Nintendo has made a lot of strides in the indie scene with their "Nindies" initiative. While it may not be a gang busting business, having smaller games come to your platform can be a huge selling point for niche audiences who aren't swayed by big budget blockbusters. Somehow, though, Nintendo has ended up turning down a potential indie game from coming to the Switch.
In a random discussion thread posted on Reddit, fans were talking about ways to potentially get N++ on the Switch. As if being summoned from the heavens, Mare Sheppard of Metanet Software (the developer behind N++) randomly chimed in to let everyone know what had happened on that front. Porting your game to any system is apparently not as easy as calling up the platform holder and asking.

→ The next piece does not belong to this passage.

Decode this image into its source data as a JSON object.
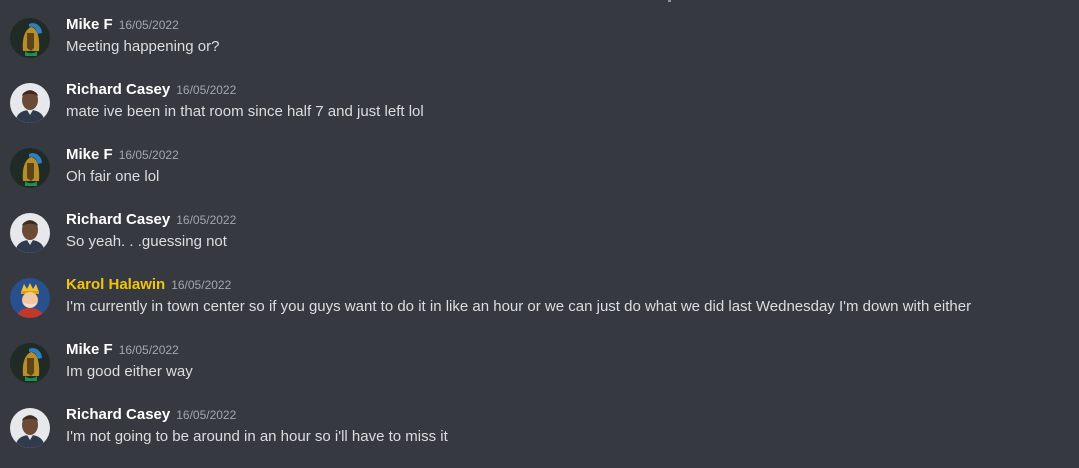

Sheppard let fans know that, "Nintendo has to give the go-ahead before we can get started developing or porting." That makes sense, but the continuation of that sentence is where the problem comes in. "Although we've been talking to them for a couple of months," Sheppard states, "they said they are focusing on games that will sell systems right now." Ouch.
Now, I can almost understand this from a cold business standpoint, but N++ is launching a new expansion in the coming months. That could easily get people interested in buying the game, especially since the original N remains a mid '00s nostalgic centerpiece. Putting all that aside, is Nintendo basically saying N++ won't sell consoles?
If you're going to go that route, why is something like 1-2-Switch allowed to exist on the system, then? No one was going to buy a Switch for that (or the game itself), regardless of it being made by Nintendo. This seems like an arbitrary reason to exclude a game, though Nintendo is prone to making peculiar business decisions.
Beyond all this, though, it seems that simply getting the game on the Switch isn't solely up to Nintendo. There are a lot more factors involved then just getting a blessing from the big N. Sheppard continues this explanation in her post on Reddit, so you can give it a read if you're inclined. The cliffnotes version is that it costs money and the code would have to be re-written since N++ uses an in-house engine.